The critical difference is indeed how you handle the event that $X=0.$
For a fixed value of $c,$ define a function $g$ such that
$g(x) = \lvert x - c\rvert - \lvert x\rvert$ for all real $x.$
Then in the case $c \geq 0,$
$$ g(X) = \lvert X - c\rvert - \lvert X\rvert. $$
Now we can write several steps of both proofs more succinctly.
When $X \leq 0,$ or when $X < 0$, we can verify that $g(X) = c.$
When $X > 0,$ or when $X \geq 0$, we can verify that $g(X) \geq -c.$
In particular, when $X=0,$ we have $g(X) = c,$
and of course this and the assumption that $c \geq 0 \geq -c$
together imply we also have $g(X) \geq -c.$
Then of the many possible functions we could write that bound
$g$ from below, two of them are
$$
L(x) = \begin{cases} c & x \geq 0, \\ -c & x < 0 \end{cases}
$$
and
$$
M(x) = \begin{cases} c & x > 0, \\ -c & x \leq 0. \end{cases}
$$
That is, $L(x) \leq g(x)$ and $M(x) \leq g(x)$ for all real $x.$
Notice that $L$ and $M$ are identical except for the fact that
$L(0) - M(0) = 2c.$
What each proof does is essentially to integrate one of these functions applied to $X$ over the entire probability space.

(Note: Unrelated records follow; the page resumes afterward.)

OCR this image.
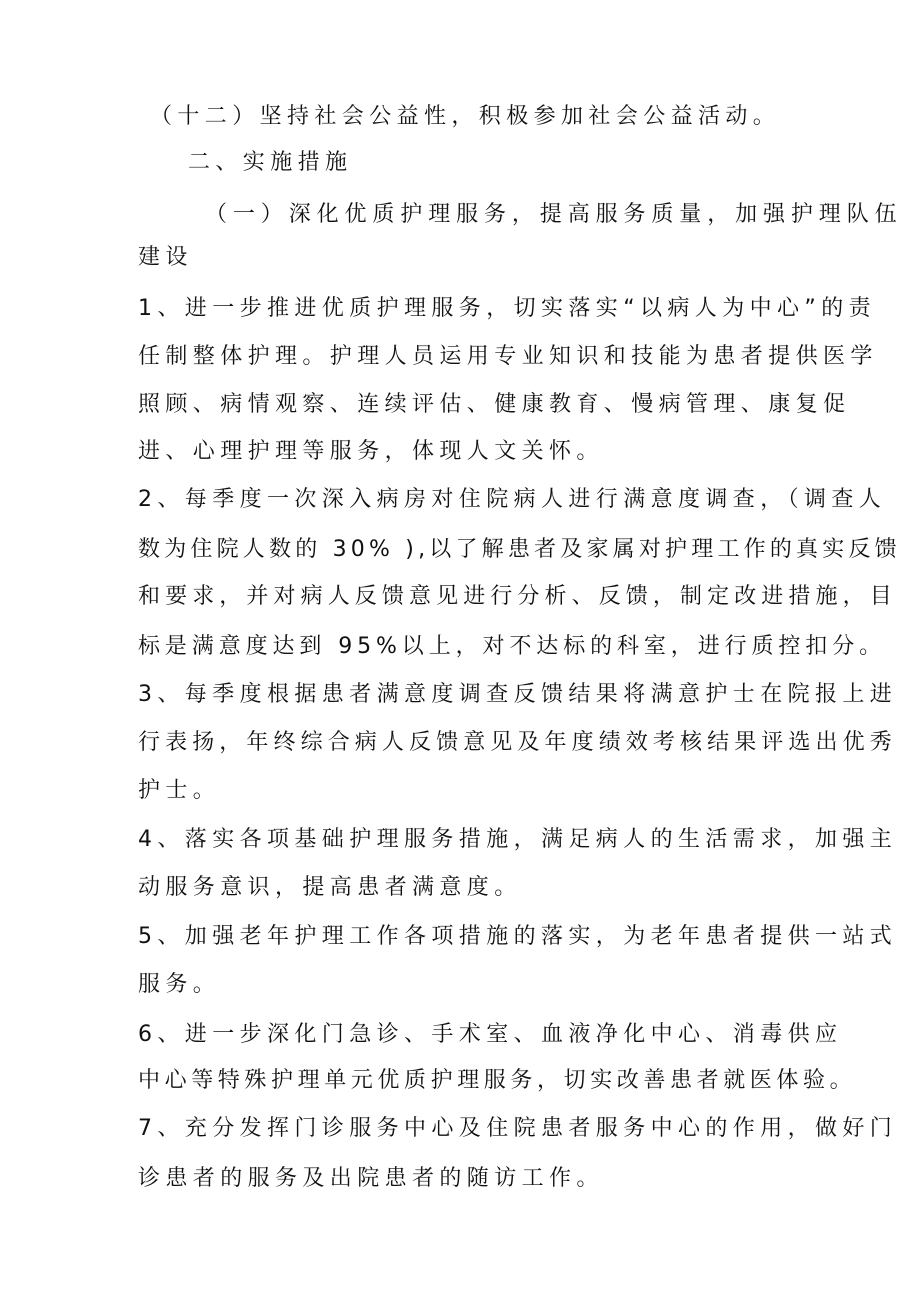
（十二）坚持社会公益性，积极参加社会公益活动。
二、实施措施
（一）深化优质护理服务，提高服务质量，加强护理队伍
建设
1、进一步推进优质护理服务，切实落实“以病人为中心”的责
任制整体护理。护理人员运用专业知识和技能为患者提供医学
照顾、病情观察、连续评估、健康教育、慢病管理、康复促
进、心理护理等服务，体现人文关怀。
2、每季度一次深入病房对住院病人进行满意度调查，（调查人
数为住院人数的 30% ),以了解患者及家属对护理工作的真实反馈
和要求，并对病人反馈意见进行分析、反馈，制定改进措施，目
标是满意度达到 95%以上，对不达标的科室，进行质控扣分。
3、每季度根据患者满意度调查反馈结果将满意护士在院报上进
行表扬，年终综合病人反馈意见及年度绩效考核结果评选出优秀
护士。
4、落实各项基础护理服务措施，满足病人的生活需求，加强主
动服务意识，提高患者满意度。
5、加强老年护理工作各项措施的落实，为老年患者提供一站式
服务。
6、进一步深化门急诊、手术室、血液净化中心、消毒供应
中心等特殊护理单元优质护理服务，切实改善患者就医体验。
7、充分发挥门诊服务中心及住院患者服务中心的作用，做好门
诊患者的服务及出院患者的随访工作。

In the proof you referred to, the integral is
$$
\int L(X)\, \mathrm dP
= \int L(X) I_{X \leq 0}\, \mathrm dP + \int L(X) I_{X > 0}\, \mathrm dP
$$
and in your proof the integral is
$$
\int M(X)\, \mathrm dP
= \int M(X) I_{X < 0}\, \mathrm dP + \int M(X) I_{X \geq 0}\, \mathrm dP.
$$
We also find that $\int L(X)\, \mathrm dP \leq E[g(X)]$
and $\int ML(X)\, \mathrm dP \leq E[g(X)].$
The first proof then finds that $\int L(X)\, \mathrm dP = c(2P(X\leq 0) - 1) \geq 0$
due to the fact that $\frac12 \leq P(X\leq 0)$
(by the assumption that $m=0$ is a median of $X$).
But we also have an upper bound for the integral,
because another way of evaluating it is
$$\int L(X)\, \mathrm dP = c(P(X=0) + P(X>0) - P(X<0)) $$
and we know that $P(X>0)\leq\frac12,$ $P(X<0)\leq\frac12,$ and
$P(X=0) + P(X>0) + P(X<0) = 1.$
From these facts we can deduce that
$\lvert P(X>0) - P(X<0)\rvert \leq P(X=0)$ and therefore
$$ 0 \leq \int L(X)\, \mathrm dP \leq 2cP(X=0). $$
That is, we have both a lower bound and an upper bound for the integral.
For the purposes of the first proof, only the lower bound is necessary;
but when we consider your proof, we must face the fact that
$$ \int (L(X) - M(X))\, \mathrm dP = 2cP(X=0) $$
since $L(0) - M(0) = 2c$ and $L(X) - M(X) = 0$ whenever $X \neq 0.$
Therefore
$\int M(X)\, \mathrm dP = \int L(X) \mathrm dP - 2cP(X=0)$
and the bounds of $\int L(X) \mathrm dP$ tell us that
$$ -2cP(X=0) \leq \int M(X)\, \mathrm dP \leq 0. $$
In summary:
- Each proof depends on integrating a function of $X$ that is a lower bound of $\lvert X - c\rvert - \lvert X\rvert.$
- In each proof, the integral is shown to be a lower bound of $E[\lvert X - c\rvert - \lvert X\rvert].$
- The value of the integral in the first proof is in the closed interval $[0, 2cP(X=0)].$
- The value of the integral in your proof is in the closed interval $[-2cP(X=0),0].$
- The last step of the proof requires an integral whose value is provably non-negative.
- The integral in the first proof suffices for this purpose; yours does not.
- The flaw in your proof is that you reduced the value of the integral by the non-negative quantity $2cP(X=0),$ which you could not afford to do.